Background
The lack of methadone pharmacokinetic data in children and neonates restrains dosing to achieve the target concentration in these populations. A minimum effective analgesic concentration of methadone in opioid naïve adults is 0.058 mg.L−1, while no withdrawal symptoms were observed in neonates suffering opioid withdrawal if plasma concentrations of methadone were above 0.06 mg.L−1. The racemate of methadone which is commonly used in pediatric and anaesthetic care is metabolized to EDDP (2-ethylidine-1,5-dimethyl-3,3-diphenylpyrrolidine) and EMDP (2-ethyl-5-methyl-3,3-diphenylpyrroline).
Methods
Data from 4 studies (age 33 weeks PMA-15 years) were pooled (n=56) for compartment analysis using nonlinear mixed effects modeling. Parameter estimates were standardized to a 70 kg person using an allometric model approach. Investigation was made of the racemate and metabolite (EDDP and EMDP) dispositions. In addition, neonatal data (n=7) allowed further study of R and S enantiomer pharmacokinetics.
Results
A three-compartment linear disposition model best described the observed time-concentration profiles with additional compartments for metabolites.
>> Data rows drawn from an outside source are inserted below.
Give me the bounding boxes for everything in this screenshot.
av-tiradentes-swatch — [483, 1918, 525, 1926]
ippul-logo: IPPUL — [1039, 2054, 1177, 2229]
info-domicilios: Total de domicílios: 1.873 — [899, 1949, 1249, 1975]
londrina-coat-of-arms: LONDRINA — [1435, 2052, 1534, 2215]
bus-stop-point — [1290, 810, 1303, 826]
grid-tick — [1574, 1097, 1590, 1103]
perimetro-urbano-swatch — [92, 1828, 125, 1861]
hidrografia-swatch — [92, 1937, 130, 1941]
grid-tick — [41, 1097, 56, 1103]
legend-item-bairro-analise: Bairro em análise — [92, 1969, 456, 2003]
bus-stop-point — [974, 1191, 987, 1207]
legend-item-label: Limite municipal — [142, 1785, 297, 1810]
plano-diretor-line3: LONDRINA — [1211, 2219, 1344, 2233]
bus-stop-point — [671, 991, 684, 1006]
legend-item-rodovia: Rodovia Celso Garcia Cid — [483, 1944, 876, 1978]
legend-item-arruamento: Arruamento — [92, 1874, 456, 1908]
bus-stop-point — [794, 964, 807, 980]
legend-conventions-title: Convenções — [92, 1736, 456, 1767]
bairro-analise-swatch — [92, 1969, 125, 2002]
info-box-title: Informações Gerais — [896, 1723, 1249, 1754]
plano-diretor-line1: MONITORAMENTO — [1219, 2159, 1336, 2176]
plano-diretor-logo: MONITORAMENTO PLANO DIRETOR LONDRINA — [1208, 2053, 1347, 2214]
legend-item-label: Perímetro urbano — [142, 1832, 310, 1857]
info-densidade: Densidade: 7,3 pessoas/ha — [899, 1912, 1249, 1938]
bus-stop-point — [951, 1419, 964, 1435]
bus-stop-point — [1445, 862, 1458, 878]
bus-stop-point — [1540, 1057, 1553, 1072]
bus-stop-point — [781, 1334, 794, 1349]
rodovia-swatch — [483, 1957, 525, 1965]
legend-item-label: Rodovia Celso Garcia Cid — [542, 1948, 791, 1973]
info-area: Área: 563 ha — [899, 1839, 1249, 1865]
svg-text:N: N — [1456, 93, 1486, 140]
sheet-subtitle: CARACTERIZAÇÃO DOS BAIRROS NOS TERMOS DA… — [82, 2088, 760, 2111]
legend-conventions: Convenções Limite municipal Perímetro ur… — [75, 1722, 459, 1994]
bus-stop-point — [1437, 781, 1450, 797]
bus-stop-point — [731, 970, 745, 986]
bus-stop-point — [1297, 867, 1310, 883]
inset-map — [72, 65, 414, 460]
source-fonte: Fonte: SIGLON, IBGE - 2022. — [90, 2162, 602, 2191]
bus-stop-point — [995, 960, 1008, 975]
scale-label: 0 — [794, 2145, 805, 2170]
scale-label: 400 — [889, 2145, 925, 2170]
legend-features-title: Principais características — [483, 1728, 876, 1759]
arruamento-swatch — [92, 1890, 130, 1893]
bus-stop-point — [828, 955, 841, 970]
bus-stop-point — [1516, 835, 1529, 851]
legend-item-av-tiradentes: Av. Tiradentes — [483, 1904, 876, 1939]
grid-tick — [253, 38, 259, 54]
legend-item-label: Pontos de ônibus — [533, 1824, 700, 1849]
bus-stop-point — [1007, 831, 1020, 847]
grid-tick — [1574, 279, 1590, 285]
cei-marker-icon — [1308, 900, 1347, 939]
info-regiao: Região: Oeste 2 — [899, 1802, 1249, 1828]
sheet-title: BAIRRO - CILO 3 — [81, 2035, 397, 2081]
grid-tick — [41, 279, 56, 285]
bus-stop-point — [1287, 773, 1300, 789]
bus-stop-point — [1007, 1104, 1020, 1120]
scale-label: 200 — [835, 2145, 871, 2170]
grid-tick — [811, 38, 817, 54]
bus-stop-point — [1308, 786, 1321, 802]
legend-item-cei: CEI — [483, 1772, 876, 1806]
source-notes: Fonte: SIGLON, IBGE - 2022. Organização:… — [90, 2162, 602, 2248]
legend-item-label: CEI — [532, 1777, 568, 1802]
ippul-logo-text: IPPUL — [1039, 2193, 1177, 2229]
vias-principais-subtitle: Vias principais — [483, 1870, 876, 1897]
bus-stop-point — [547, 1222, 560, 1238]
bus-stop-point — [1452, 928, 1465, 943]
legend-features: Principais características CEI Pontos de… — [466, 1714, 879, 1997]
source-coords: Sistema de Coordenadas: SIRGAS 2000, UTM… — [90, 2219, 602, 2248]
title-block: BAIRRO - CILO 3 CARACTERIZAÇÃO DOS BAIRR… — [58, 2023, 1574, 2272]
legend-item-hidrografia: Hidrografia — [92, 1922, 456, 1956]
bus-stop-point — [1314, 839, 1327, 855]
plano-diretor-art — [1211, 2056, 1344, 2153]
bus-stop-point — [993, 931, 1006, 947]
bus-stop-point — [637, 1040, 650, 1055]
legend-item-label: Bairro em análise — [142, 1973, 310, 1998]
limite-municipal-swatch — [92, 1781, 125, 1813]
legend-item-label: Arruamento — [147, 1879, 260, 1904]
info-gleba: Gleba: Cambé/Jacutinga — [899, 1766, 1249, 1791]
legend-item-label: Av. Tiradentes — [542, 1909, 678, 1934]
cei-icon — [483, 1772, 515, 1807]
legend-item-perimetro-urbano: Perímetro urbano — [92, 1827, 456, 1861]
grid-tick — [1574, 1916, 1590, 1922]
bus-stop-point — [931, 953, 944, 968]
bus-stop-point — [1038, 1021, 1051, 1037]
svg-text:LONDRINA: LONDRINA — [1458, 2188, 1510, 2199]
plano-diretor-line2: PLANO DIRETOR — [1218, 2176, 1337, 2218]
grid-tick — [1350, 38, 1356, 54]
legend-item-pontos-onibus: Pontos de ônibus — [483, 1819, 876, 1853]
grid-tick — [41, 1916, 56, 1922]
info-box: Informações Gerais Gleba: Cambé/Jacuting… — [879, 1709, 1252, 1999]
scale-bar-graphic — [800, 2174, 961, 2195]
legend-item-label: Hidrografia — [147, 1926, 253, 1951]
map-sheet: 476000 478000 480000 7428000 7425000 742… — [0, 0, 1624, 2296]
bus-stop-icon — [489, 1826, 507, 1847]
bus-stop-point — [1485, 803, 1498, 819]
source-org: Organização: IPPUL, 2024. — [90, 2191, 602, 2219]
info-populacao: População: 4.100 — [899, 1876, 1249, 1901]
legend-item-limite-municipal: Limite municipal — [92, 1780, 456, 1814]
Population parameter estimates (between subject variability) were central volume (V1) 21.5 (29%) L.70kg−1, peripheral volumes of distribution V2 75.1 (23%) L.70kg−1, V3 484 (8%) L.70kg−1, clearance (CL) 9.45 (11%) L.h−1.70kg−1 and inter-compartment clearances Q2 325 (21%) L.h−1.70kg−1, Q3 136 (14%) L.h−1.70kg−1. EDDP formation clearance was 9.1 (11%) L.h−1.70kg−1, formation clearance of EMDP from EDDP 7.4 (63%) L.h−1.70kg−1, elimination clearance of EDDP was 40.9 (26%) L.h−1.70kg−1, and the rate constant for intermediate compartments 2.17 (43%) /h.
Conclusions
Current pharmacokinetic parameter estimates in children and neonates are similar to those reported in adults. There was no clearance maturation with age. Neonatal enantiomer clearances were similar to those described in adults. A regimen of 0.2 mg.kg−1 per 8 h in neonates achieves a target concentration of 0.06 mg.L−1 within 36 h. Infusion, rather than intermittent dosing should be considered if this target is to be achieved in older children after cardiac surgery.